Example steps in .circleci/config.yml:

- run:
    name: Check if there are newer base images on Docker Hub
    command: |
      BASE_IMAGE_NAMES=$(grep "^FROM" Dockerfile-production | cut -d' ' -f2 | uniq)
      cp Dockerfile-production docker-layer-caching-key.txt
      for n in $BASE_IMAGE_NAMES; do

        if grep -q ':' <<< "$n"; then
          REPOSITORY=$(cut -d':' -f1 <<< "$n")
          TAG=$(cut -d':' -f2 <<< "$n")
        else
          REPOSITORY=$n
          TAG="latest"
        fi

        # If there is no slash in the repo name, it is an official image,
        # we will need to prepend library/ to it
        if ! grep -q '/' <<< "$REPOSITORY"; then
          REPOSITORY="library/$REPOSITORY"
        fi

        # Source: https://stackoverflow.com/questions/41808763/how-to-determine-the-docker-image-id-for-a-tag-via-docker-hub-api
        TOKEN=$(curl -s "https://auth.docker.io/token?service=registry.docker.io&scope=repository:$REPOSITORY:pull" | jq -r .token)
        IMAGE_DIGEST=$(curl -s -H "Authorization: Bearer $TOKEN" -H "Accept: application/vnd.docker.distribution.manifest.v2+json" https://index.docker.io/v2/$REPOSITORY/manifests/$TAG | jq -r .config.digest)
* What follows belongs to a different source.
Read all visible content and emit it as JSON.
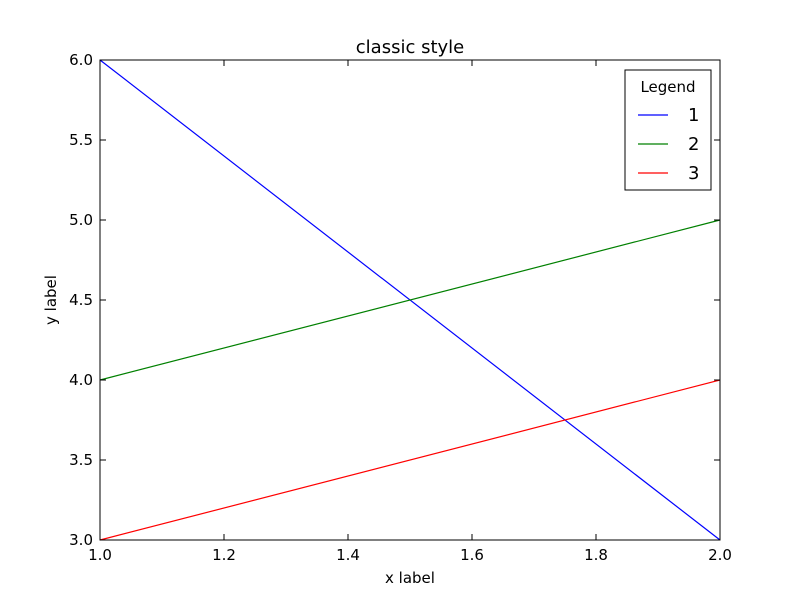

        # Append the newfound IDs to form the key
        echo $IMAGE_DIGEST >> docker-layer-caching-key.txt
      done
- restore_cache:
    keys:
      - docker-layers-{{ checksum "docker-layer-caching-key.txt" }}
      - docker-layers-{{ checksum "docker-layer-caching-key.txt" }}-{{ checksum "Gemfile.lock" }}
- run:
    name: Load Docker layer cache
    command: |
      # credits to: https://blog.jondh.me.uk/2018/04/strategies-for-docker-layer-caching-in-circleci/
      set +o pipefail
      if [ -f /home/circleci/docker-caches/${CIRCLE_PROJECT_REPONAME}.tar.gz ]; then
        gunzip -c /home/circleci/docker-caches/${CIRCLE_PROJECT_REPONAME}.tar.gz | docker load;
        docker images;
      fi
- run:
    name: Building & pushing docker image
    command: |
      source env_file
      docker build \
        -f Dockerfile-production \
        -t $DOCKER_IMAGE_NAME:$DOCKER_IMAGE_TAG \
        --build-arg SSH_CHECKOUT_KEY="$(cat ~/.ssh/id_rsa)" \
        .
      docker tag $DOCKER_IMAGE_NAME:$DOCKER_IMAGE_TAG $DOCKER_IMAGE_NAME:latest
      eval $(aws ecr get-login --no-include-email --region ap-southeast-1)
      docker push $DOCKER_IMAGE_NAME:$DOCKER_IMAGE_TAG
      docker push $DOCKER_IMAGE_NAME:latest
- run:
    name: Deploy to cluster
    command: |
      # redacted
- run:
    name: Save Docker layer cache
    command: |
      mkdir -p /home/circleci/docker-caches
      docker build \
        -f Dockerfile-production \
        --tag $DOCKER_IMAGE_NAME \
        --build-arg SSH_CHECKOUT_KEY="$(cat ~/.ssh/id_rsa)" . \
        | grep '\-\-\->' \
        | grep -v 'Using cache' \
        | sed -e 's/[ >-]//g' > /tmp/layers.txt
      docker save $(cat /tmp/layers.txt) | gzip > /home/circleci/docker-caches/${CIRCLE_PROJECT_REPONAME}.tar.gz
- save_cache:
    key: docker-layers-{{ checksum "docker-layer-caching-key.txt" }}
    paths:
      - /home/circleci/docker-caches
- save_cache:
    key: docker-layers-{{ checksum "docker-layer-caching-key.txt" }}-{{ checksum "Gemfile.lock" }}
    paths:
      - /home/circleci/docker-caches

This is the solution I managed to come up with. If you have other ideas on how to go about this, please let me know. Thanks!